从无人关注的领域入手,是挖掘秘密的最佳切入点。大多数人只以学校传授的方式思考,而学校教育本身的目标在于传授常规知识(而不是挖掘秘密)。所以你可能会问:还有哪些重要领域没被系统化地研究和挖掘过?例如,物理学知识已经在几乎所有重点高校被研究被教授,这个领域的研究已经相对比较充分了……那么营养学呢?营养学对我们每个人都很重要,但哈佛大学还没有开设这个专业,多数顶尖的营养科学家转向了其他领域。多数营养学的重要理论诞生于三四十年之前,而且其中很大一部分理论存在严重的瑕疵和缺陷。指导我们日常营养摄入“少脂肪、多谷物”的所谓“食物金字塔”理论,很有可能并不是完全科学的结论,而在很大程度上是以大型食品公司为代表的利益集团游说的产物。今天看来,这些饮食指导并未让人们饮食更加健康,反而加剧了肥胖的现象。
 
There’s plenty more to learn: we know more about the physics of faraway stars than we know about human nutrition. It won’t be easy, but it’s not obviously impossible: exactly the kind of field that could yield secrets.

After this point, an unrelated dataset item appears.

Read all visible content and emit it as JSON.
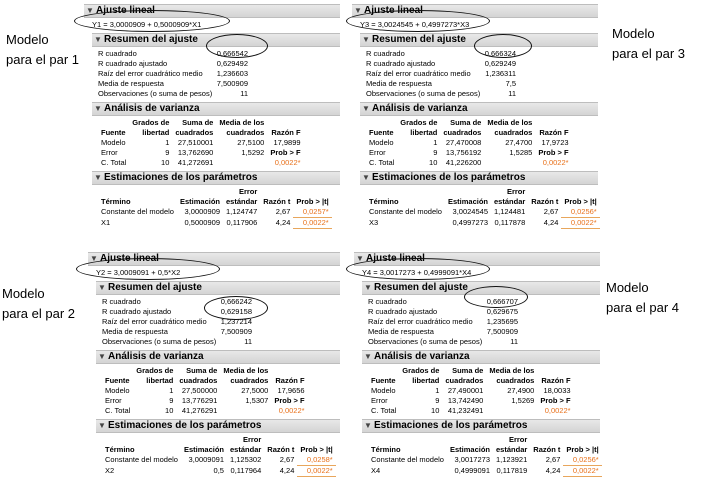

需要学习的地方还有很多:我们对遥远星球的了解都比对人类营养了解得多。研究营养学并非易事,但正向我们之前提到的,困难并不等于不可能或者“无法实现”:这恰恰是能够产生秘密的领域。

What to do with secrets / 当你发现秘密,下一步如何做

If you find a secret, you face a choice: Do you tell anyone? Or do you keep it to yourself? It depends on the secret: some are more dangerous than others. As Faust tells Wagner:

发现秘密时,你将面临选择:告诉别人?还是保守秘密?这取决于秘密本身:有些秘密可以讲出来,有些则最好守口如瓶。正如浮士德对瓦格纳所说:
 
The few who knew what might be learned 
掌握秘密的极少数人 
Foolish enough to put their whole heart on show 
愚蠢地将心扉全然洞开 
And reveal their feelings to the crowd below 
将自己的满腔热情示人 
Mankind has always crucified and burned 
总是惨遭迫害与火刑 
 
Unless you have perfectly conventional beliefs, it’s rarely a good idea to tell everybody everything that you know. So who do you tell? Whoever you need to, and no more. In practice, there’s always a golden mean between telling nobody and telling everybody—and that’s a company.

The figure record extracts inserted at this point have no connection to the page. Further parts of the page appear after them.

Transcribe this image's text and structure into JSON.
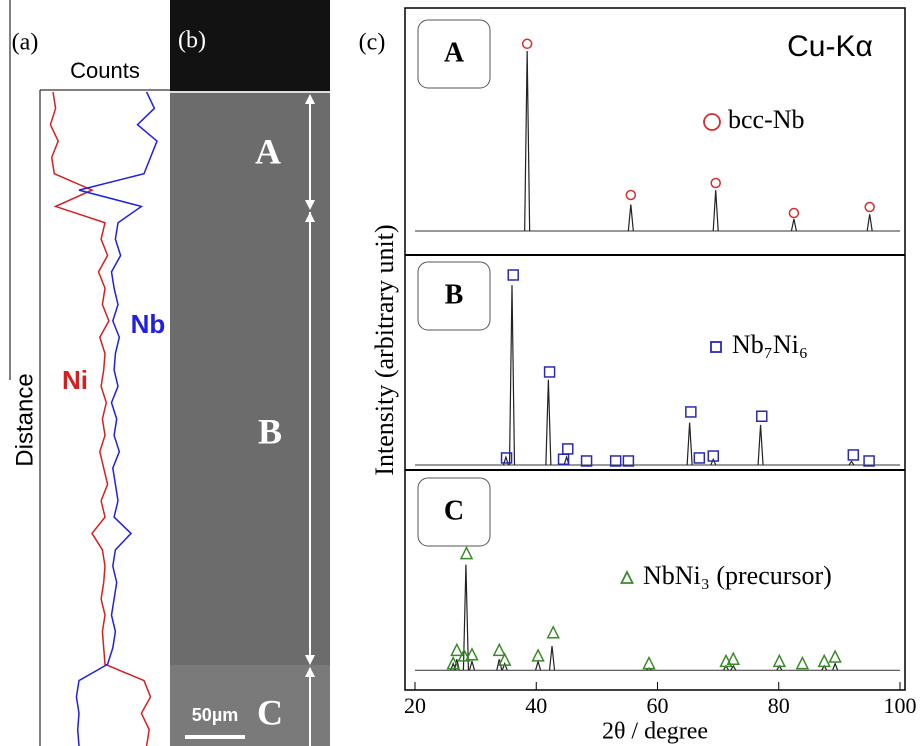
{
  "chart_data": [
    {
      "type": "line",
      "panel_label": "(a)",
      "x_label": "Counts",
      "y_label": "Distance",
      "xlim": [
        0,
        100
      ],
      "ylim": [
        0,
        100
      ],
      "y": [
        0,
        2.5,
        5,
        7.5,
        10,
        12.5,
        15,
        17.5,
        20,
        22.5,
        25,
        27.5,
        30,
        32.5,
        35,
        37.5,
        40,
        42.5,
        45,
        47.5,
        50,
        52.5,
        55,
        57.5,
        60,
        62.5,
        65,
        67.5,
        70,
        72.5,
        75,
        77.5,
        80,
        82.5,
        85,
        87.5,
        90,
        92.5,
        95,
        97.5,
        100
      ],
      "series": [
        {
          "name": "Ni",
          "color": "#d42020",
          "values": [
            10,
            12,
            8,
            14,
            9,
            11,
            40,
            12,
            50,
            47,
            52,
            45,
            50,
            48,
            53,
            46,
            50,
            49,
            47,
            51,
            48,
            50,
            46,
            49,
            52,
            47,
            50,
            40,
            48,
            50,
            49,
            47,
            50,
            48,
            49,
            50,
            80,
            85,
            78,
            84,
            82
          ]
        },
        {
          "name": "Nb",
          "color": "#2020e0",
          "values": [
            82,
            88,
            75,
            90,
            85,
            80,
            30,
            78,
            60,
            58,
            62,
            55,
            57,
            60,
            56,
            61,
            58,
            57,
            60,
            55,
            59,
            57,
            61,
            56,
            58,
            60,
            57,
            70,
            58,
            56,
            59,
            57,
            55,
            58,
            56,
            52,
            30,
            28,
            30,
            29,
            30
          ]
        }
      ]
    },
    {
      "type": "image",
      "panel_label": "(b)",
      "region_labels": [
        "A",
        "B",
        "C"
      ],
      "scale_bar": "50µm"
    },
    {
      "type": "spectrum",
      "panel_label": "(c)",
      "annotation": "Cu-Kα",
      "x_label": "2θ / degree",
      "y_label": "Intensity (arbitrary unit)",
      "xlim": [
        20,
        100
      ],
      "xticks": [
        20,
        40,
        60,
        80,
        100
      ],
      "ylim": [
        0,
        100
      ],
      "panels": [
        {
          "label": "A",
          "phase": "bcc-Nb",
          "marker": "circle",
          "color": "#d03030",
          "baseline": 10,
          "peaks": {
            "x": [
              38.5,
              55.6,
              69.6,
              82.5,
              95.0
            ],
            "values": [
              85,
              21,
              27,
              15,
              17
            ]
          },
          "markers": {
            "x": [
              38.5,
              55.6,
              69.6,
              82.5,
              95.0
            ],
            "values": [
              88,
              25,
              30,
              17.5,
              20
            ]
          }
        },
        {
          "label": "B",
          "phase": "Nb₇Ni₆",
          "marker": "square",
          "color": "#2a2ab0",
          "baseline": 2.3,
          "peaks": {
            "x": [
              35.0,
              36.0,
              42.0,
              45.0,
              65.3,
              69.2,
              77.0,
              92.0
            ],
            "values": [
              6,
              86,
              42,
              6,
              22,
              5,
              21,
              4
            ]
          },
          "markers": {
            "x": [
              35.1,
              36.2,
              42.2,
              44.5,
              45.2,
              48.3,
              53.1,
              55.2,
              65.5,
              66.9,
              69.2,
              77.2,
              92.3,
              94.9
            ],
            "values": [
              5.6,
              90.7,
              45.6,
              5,
              9.8,
              4.2,
              4.2,
              4.2,
              27,
              5.6,
              6.5,
              25,
              7,
              4.2
            ]
          }
        },
        {
          "label": "C",
          "phase": "NbNi₃ (precursor)",
          "marker": "triangle",
          "color": "#3a8a2a",
          "baseline": 9,
          "peaks": {
            "x": [
              26.3,
              26.9,
              28.4,
              29.4,
              33.9,
              34.8,
              40.3,
              42.6,
              58.6,
              71.3,
              72.5,
              80.1,
              87.5,
              89.3
            ],
            "values": [
              12,
              14,
              57,
              13,
              14,
              12,
              13,
              20,
              10,
              11,
              11,
              11,
              11,
              12
            ]
          },
          "markers": {
            "x": [
              26.3,
              26.9,
              28.1,
              28.5,
              29.4,
              33.9,
              34.8,
              40.3,
              42.8,
              58.6,
              71.3,
              72.5,
              80.1,
              83.9,
              87.5,
              89.3
            ],
            "values": [
              12,
              18,
              15.5,
              62,
              16,
              18,
              13.6,
              15.5,
              26,
              12,
              13,
              14,
              13,
              12,
              13,
              15
            ]
          }
        }
      ]
    }
  ]
}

除非你的理念完全符合习俗,多数情况下将你所知道的一切告诉每个人并不是什么好主意。那么将秘密告诉给谁?只告诉少数几个你认为必须要讲的人。实际上,选择谁也不告诉和选择人人都告诉之间有一个黄金平衡——那就是公司存在的秘密。
 
The best entrepreneurs know this: every great business is built around a secret that’s hidden from the outside. A great company is a conspiracy to change the world; when you share your secret, the recipient becomes a fellow conspirator.
最好的企业家深谙此理:所有成功的企业都是基于不为外人所知的秘密创建的。一个伟大的公司,其本身是一场试图改变世界的密谋。当你与人分享秘密时,听众就成为了你的创业伙伴,成为你的共谋者。